I did an experiment with language last year. I even stuck it up
on Amazon for fun.
I wondered, "What if the Entire English Language was taken out
of context?"
Well, I couldn't find the entire English language, but I *did*
find a commonly used Thesaurus containing 106,000 words and
their synonyms. {Moby Thesaurus.. its the one all the linguists
use and gets put into most software because the original author
released it.. and, well, it's huge].
So, I did a simple process of putting synonyms to synonyms and
seeing if any natural "silos" formed; words that, in -some way-
were related to one another, even if not obviously apparent, due
to their relationships with other words.

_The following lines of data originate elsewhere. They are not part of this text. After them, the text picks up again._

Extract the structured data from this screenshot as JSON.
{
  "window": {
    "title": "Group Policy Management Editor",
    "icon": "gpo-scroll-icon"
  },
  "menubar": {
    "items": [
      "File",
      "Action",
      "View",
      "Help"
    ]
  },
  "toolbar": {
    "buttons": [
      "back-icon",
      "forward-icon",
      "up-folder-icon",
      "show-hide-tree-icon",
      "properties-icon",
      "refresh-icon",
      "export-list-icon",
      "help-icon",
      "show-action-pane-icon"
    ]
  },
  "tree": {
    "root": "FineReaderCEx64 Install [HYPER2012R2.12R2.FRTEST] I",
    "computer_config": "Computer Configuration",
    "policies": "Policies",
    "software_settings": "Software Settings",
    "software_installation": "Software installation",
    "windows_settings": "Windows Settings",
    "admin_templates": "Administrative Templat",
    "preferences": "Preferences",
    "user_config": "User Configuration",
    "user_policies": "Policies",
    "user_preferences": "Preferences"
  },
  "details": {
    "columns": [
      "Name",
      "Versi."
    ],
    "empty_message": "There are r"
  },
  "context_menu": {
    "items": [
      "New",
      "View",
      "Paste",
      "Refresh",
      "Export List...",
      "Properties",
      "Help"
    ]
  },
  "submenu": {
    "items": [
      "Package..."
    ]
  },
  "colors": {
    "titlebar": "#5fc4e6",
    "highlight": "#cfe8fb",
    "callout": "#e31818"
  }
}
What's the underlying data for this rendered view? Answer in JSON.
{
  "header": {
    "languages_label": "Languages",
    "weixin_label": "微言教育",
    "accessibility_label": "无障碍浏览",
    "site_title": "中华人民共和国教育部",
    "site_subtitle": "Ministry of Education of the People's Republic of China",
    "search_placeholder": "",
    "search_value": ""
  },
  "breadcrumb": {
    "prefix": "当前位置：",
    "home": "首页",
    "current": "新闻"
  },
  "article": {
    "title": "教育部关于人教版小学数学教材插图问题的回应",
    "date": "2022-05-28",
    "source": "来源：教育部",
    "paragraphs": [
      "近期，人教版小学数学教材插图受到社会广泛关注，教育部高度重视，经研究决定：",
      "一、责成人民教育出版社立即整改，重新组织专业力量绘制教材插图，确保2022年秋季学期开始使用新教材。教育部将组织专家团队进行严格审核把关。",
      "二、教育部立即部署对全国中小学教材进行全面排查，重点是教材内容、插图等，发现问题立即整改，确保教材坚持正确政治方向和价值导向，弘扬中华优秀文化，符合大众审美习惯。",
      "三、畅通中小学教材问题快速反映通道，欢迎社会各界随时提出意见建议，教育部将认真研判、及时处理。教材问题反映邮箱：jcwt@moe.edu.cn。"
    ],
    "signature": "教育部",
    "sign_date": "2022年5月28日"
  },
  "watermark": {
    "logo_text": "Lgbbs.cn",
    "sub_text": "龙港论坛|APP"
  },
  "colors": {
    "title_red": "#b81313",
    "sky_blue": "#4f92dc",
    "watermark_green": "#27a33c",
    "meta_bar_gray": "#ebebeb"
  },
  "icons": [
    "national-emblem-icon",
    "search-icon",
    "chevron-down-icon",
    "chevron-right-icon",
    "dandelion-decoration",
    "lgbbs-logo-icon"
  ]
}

Almost killed my poor
laptop processing each query. [at its peak, the database ALMOST
blew itself up, expanding to 1.9 G using Microsoft Access 2k
(primitive yeah) in one of the connecting queries. [the max MS
access 2k can do is a 2G file.. so it was right to its own
limit).
Ended up with 5 levels. 106,000 words compressed into 5
segments.
They're not mutually exclusive but they are naturally formed
categories, simply by connecting them. repeatedly and seeing
what sticks.
What to do with the discovery? Nothing. It means something to
me. But how can you explain something 'new' without sounding
like a crackpot? Hard to do. So instead of trying to write up a
paper (because I don't write in patterned languages like
academic papers well], I just sat on it for a year.
Then, wrote a few pages trying to explain it, stuck it up on
Amazon just to get it "out there" in some form, and left it.
Moved on to other projects. It's hard to "have something" and be
unable to explain it properly.